Cultural Trends that Distract from Prayer
While we are responsible for the habits and practices that make space for God’s work in our spiritual formation, we may be unaware of just how hostile our daily environment is toward prayer. The pressure to succeed at work, the many possibilities for how to spend our time, and the ever-present promises of indulgence and fulfillment through consumer culture can drag us away from the silence and awareness of God in prayer.
We are surrounded by appealing ads that aim to sell us a narrative of personal fulfillment through working harder and buying more things. Silence and patiently waiting on God are not priorities in consumer culture, and we are surrounded by devices that aim to pull us away from these life-giving practices.
That isn’t to say that we can’t resist consumer culture, the messages on our screens, or the drive to work harder for the sake of profit and status. We certainly can. However, this requires a higher level of intentionality, willpower, and immersion in alternate ways of thinking.
Corporate Distractions from Prayer
Beyond our personal choices to use technology to distract ourselves and the wider culture, there’s another aspect of digital technology and social media today that we can’t overlook: the corporate strategy. There are large technology and social media corporations that are hacking our minds to make their apps and devices addictive.
This isn’t some conspiracy theory. This is what whistleblowers and insiders from the tech industry report according to the Center for Humane Technology. From the color and design of social media notifications to the ways videos auto-load in YouTube, our natural desires for human interaction and vulnerability are being exploited to keep us on apps longer.
This places us in a kind of daily willpower battle against things that feel good for us. Since most of us are close to a phone or computer every day, this battle may feel constant, and that’s bad news for us.
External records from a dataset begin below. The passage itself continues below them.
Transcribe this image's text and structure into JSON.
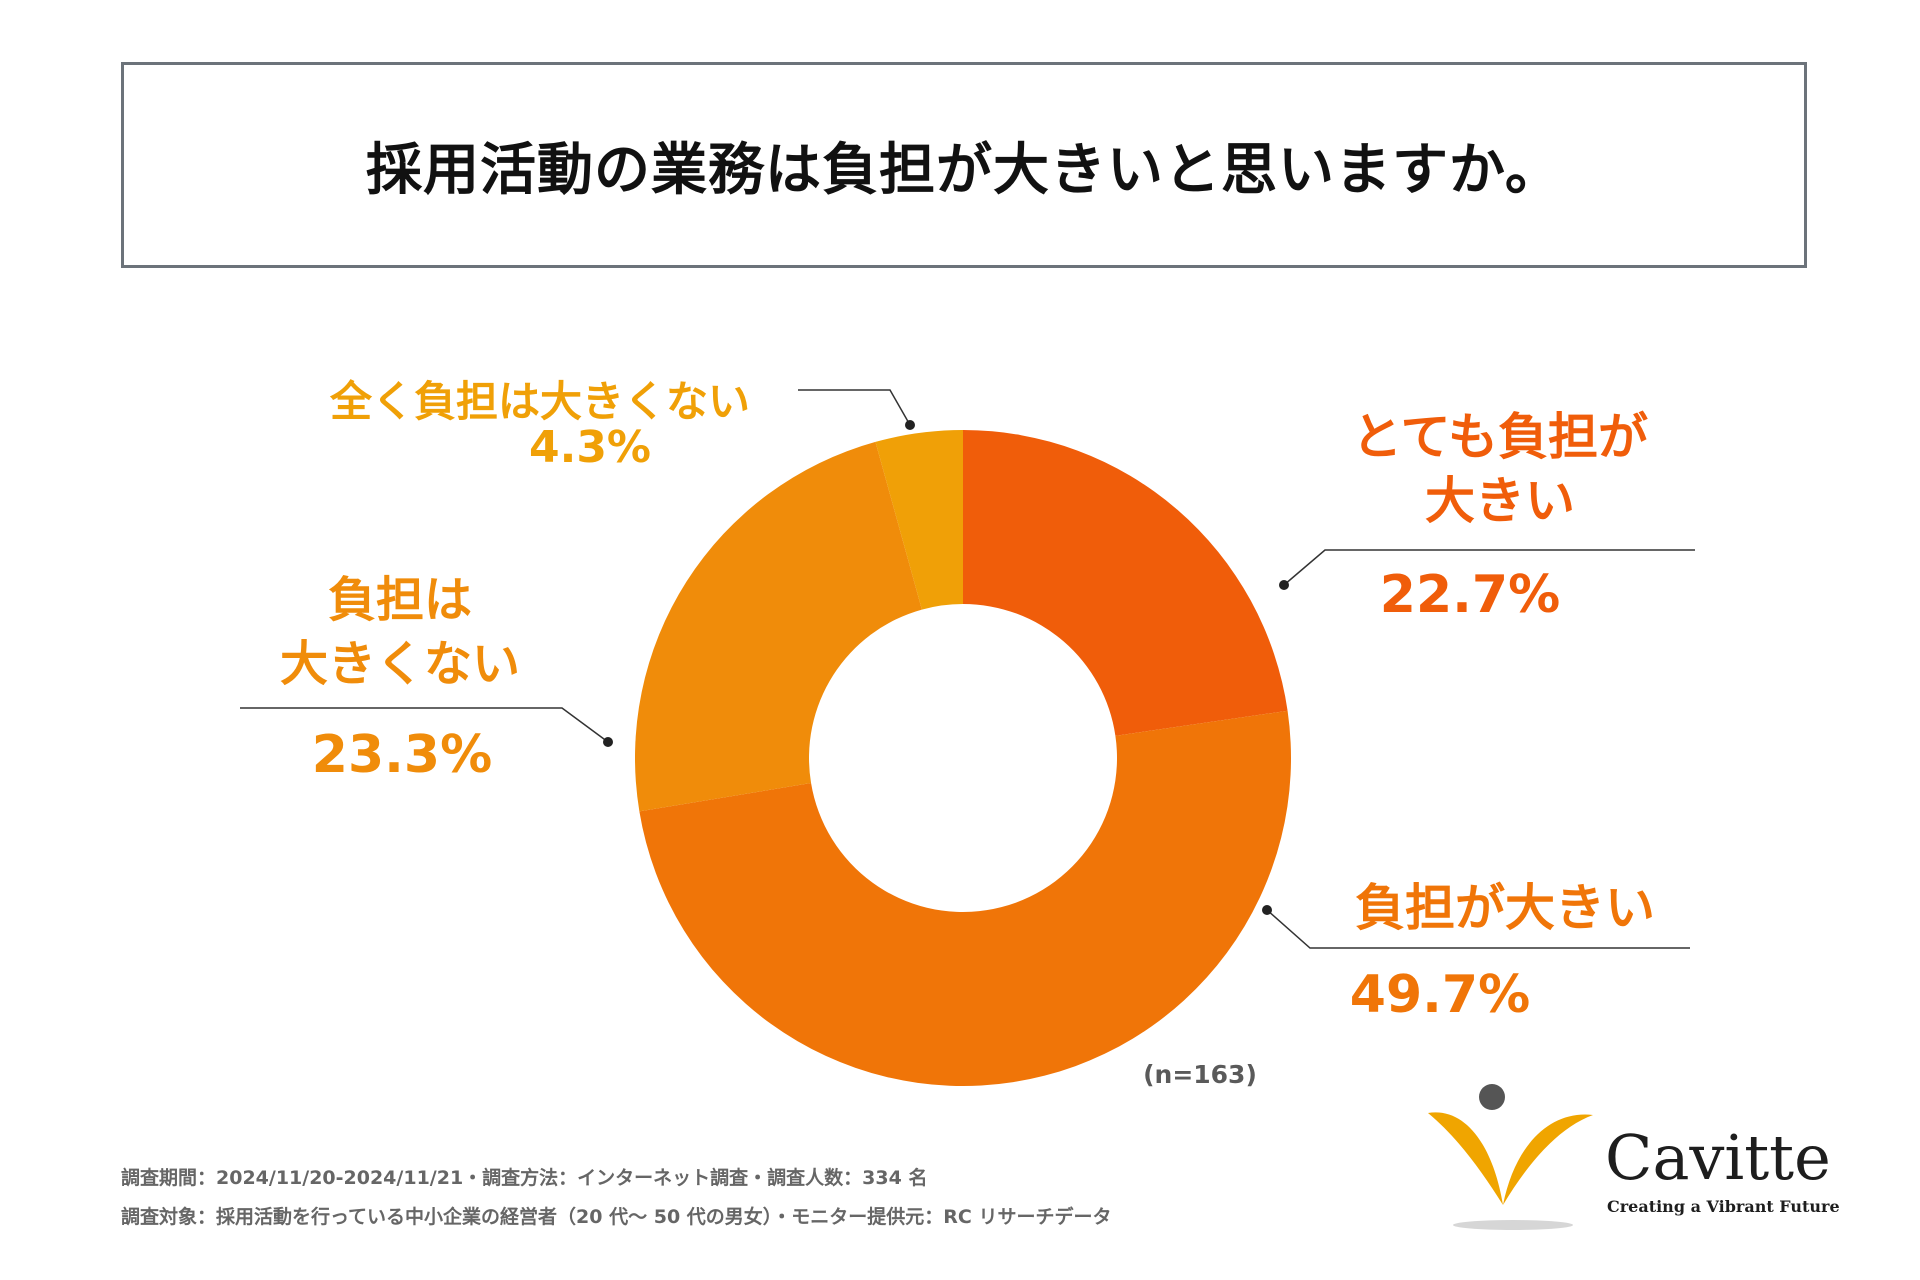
{
  "title": "採用活動の業務は負担が大きいと思いますか。",
  "chart_data": {
    "type": "pie",
    "title": "採用活動の業務は負担が大きいと思いますか。",
    "unit": "%",
    "categories": [
      "とても負担が大きい",
      "負担が大きい",
      "負担は大きくない",
      "全く負担は大きくない"
    ],
    "values": [
      22.7,
      49.7,
      23.3,
      4.3
    ],
    "value_labels": [
      "22.7%",
      "49.7%",
      "23.3%",
      "4.3%"
    ],
    "colors": [
      "#f05d0a",
      "#f07508",
      "#f08c0a",
      "#f0a007"
    ],
    "sample_note": "(n=163)"
  },
  "labels": {
    "very_large_line1": "とても負担が",
    "very_large_line2": "大きい",
    "large": "負担が大きい",
    "not_large_line1": "負担は",
    "not_large_line2": "大きくない",
    "not_at_all": "全く負担は大きくない"
  },
  "footer": {
    "line1": "調査期間：2024/11/20-2024/11/21・調査方法：インターネット調査・調査人数：334 名",
    "line2": "調査対象：採用活動を行っている中小企業の経営者（20 代～ 50 代の男女）・モニター提供元：RC リサーチデータ"
  },
  "logo": {
    "name": "Cavitte",
    "tagline": "Creating a Vibrant Future",
    "colors": {
      "accent": "#f0a500",
      "dot": "#555555"
    }
  }
}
Cal Newport writes in Deep Work: “A now voluminous line of inquiry, initiated in a series of pioneering papers also written by Roy Baumeister, has established the following important (and at the time, unexpected) truth about willpower: You have a finite amount of willpower that becomes depleted as you use it.”
Are You Responsible for Distraction?
We all bear responsibility for our choices, but we may doom ourselves to failure if we only make our struggle against distraction a matter of personal willpower and choice. We are up against highly sophisticated technology and are immersed in a culture that isn’t too interested in asking tough questions about consumption or indulgence.
We need to counter distractions today with more than willpower. We need our own systems and habits to counteract the messages that surround us daily.
Is there a prompt you can use each day to pray? Is there a reliable time that you can set aside for silence, even if it’s doing the dishes or driving around town?
Just as technology and consumer culture thrive on being the simple, almost too easy choice, we also need to make space for our spiritual practices so that they become our default at key times each day.